親戚が日産・シルビアに乗っていたことから興味を抱き、一緒にクルマ屋さんに出入りするようになると、そこでクルマ好きの英才教育を受けることになったといういそやんさん。
18歳の時に初めて購入した日産・シルビア(S14型)でドリフトを楽しむようになると、その後にひと世代新しいS15型のシルビアに乗り換え。S14で使用していたパーツも移植しながらアップデートを繰り返し、走りのステージもドリフトからグリップ走行にシフトしていき、岡山国際サーキットなどでFRスポーツの走りを心から堪能してきたという。
ただ、シルビアは完全にサーキット専用車としての役割だったため、普段の移動などに使うためのクルマも常に別で所有していたという。
しかし、徐々にその2台体制を維持していくことにシンドさも感じるようになると、通勤も趣味も1台でこなせるクルマへ乗り換えることを検討し始めた。
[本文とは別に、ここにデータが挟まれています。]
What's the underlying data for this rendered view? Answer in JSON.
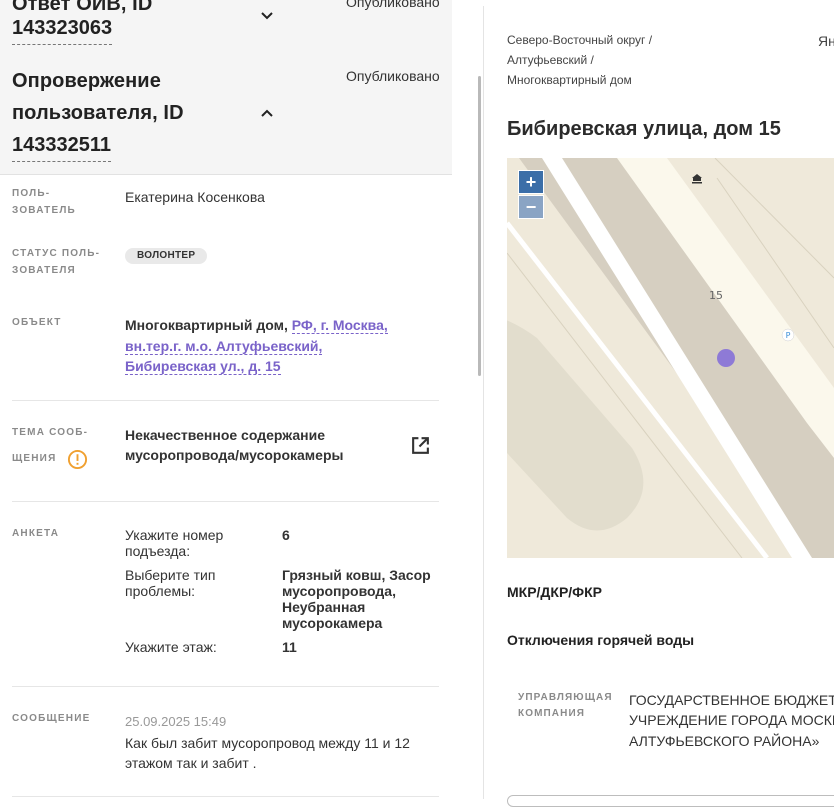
{
  "header": {
    "prev_title": "Ответ ОИВ, ID",
    "prev_id": "143323063",
    "prev_status": "Опубликовано",
    "current_title_line1": "Опровержение",
    "current_title_line2": "пользователя, ID",
    "current_id": "143332511",
    "current_status": "Опубликовано"
  },
  "details": {
    "user_label_1": "ПОЛЬ-",
    "user_label_2": "ЗОВАТЕЛЬ",
    "user_value": "Екатерина Косенкова",
    "status_label_1": "СТАТУС ПОЛЬ-",
    "status_label_2": "ЗОВАТЕЛЯ",
    "status_badge": "ВОЛОНТЕР",
    "object_label": "ОБЪЕКТ",
    "object_type": "Многоквартирный дом,",
    "object_addr_1": "РФ, г. Москва,",
    "object_addr_2": "вн.тер.г. м.о. Алтуфьевский,",
    "object_addr_3": "Бибиревская ул., д. 15",
    "topic_label_1": "ТЕМА СООБ-",
    "topic_label_2": "ЩЕНИЯ",
    "topic_value_1": "Некачественное содержание",
    "topic_value_2": "мусоропровода/мусорокамеры",
    "survey_label": "АНКЕТА",
    "survey": [
      {
        "q1": "Укажите номер",
        "q2": "подъезда:",
        "a1": "6",
        "a2": "",
        "a3": "",
        "a4": ""
      },
      {
        "q1": "Выберите тип",
        "q2": "проблемы:",
        "a1": "Грязный ковш, Засор",
        "a2": "мусоропровода,",
        "a3": "Неубранная",
        "a4": "мусорокамера"
      },
      {
        "q1": "Укажите этаж:",
        "q2": "",
        "a1": "11",
        "a2": "",
        "a3": "",
        "a4": ""
      }
    ],
    "message_label": "СООБЩЕНИЕ",
    "message_date": "25.09.2025 15:49",
    "message_line1": "Как был забит мусоропровод между 11 и 12",
    "message_line2": "этажом так и забит ."
  },
  "right": {
    "crumb1": "Северо-Восточный округ /",
    "crumb2": "Алтуфьевский /",
    "crumb3": "Многоквартирный дом",
    "cut_text": "Ян",
    "title": "Бибиревская улица, дом 15",
    "map_house_number": "15",
    "map_parking": "P",
    "zoom_in": "+",
    "zoom_out": "−",
    "section1": "МКР/ДКР/ФКР",
    "section2": "Отключения горячей воды",
    "org_label_1": "УПРАВЛЯЮЩАЯ",
    "org_label_2": "КОМПАНИЯ",
    "org_line1": "ГОСУДАРСТВЕННОЕ БЮДЖЕТНО",
    "org_line2": "УЧРЕЖДЕНИЕ ГОРОДА МОСКВЫ",
    "org_line3": "АЛТУФЬЕВСКОГО РАЙОНА»"
  },
  "colors": {
    "accent": "#7a63c9",
    "warning": "#f0a030",
    "map_marker": "#8e7ad6"
  }
}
「ちょうどその頃に、高速を走っていたらものすごい音のクルマが駆け抜けていったんですよね。それがフォルクワーゲンのゴルフVに設定されていた『R32』という4WDのハイパフォーマンスモデルだったんです。それがきっかけになって、最初からメーカーがカスタマイズしたクルマを買って、普段使いと走りを両方楽しむのもいいなと思うようになって、ゴルフR32に乗り換える決心をしました」
ゴルフR32は人や物を乗せたりするにも便利なパッケージングでありながら、最高出力250psを発揮する3.2リッターのV6エンジンを搭載。いそやんさんが期待した通り、街乗りからスポーツ走行まで、幅広いシーンで大活躍してくれたそうだ。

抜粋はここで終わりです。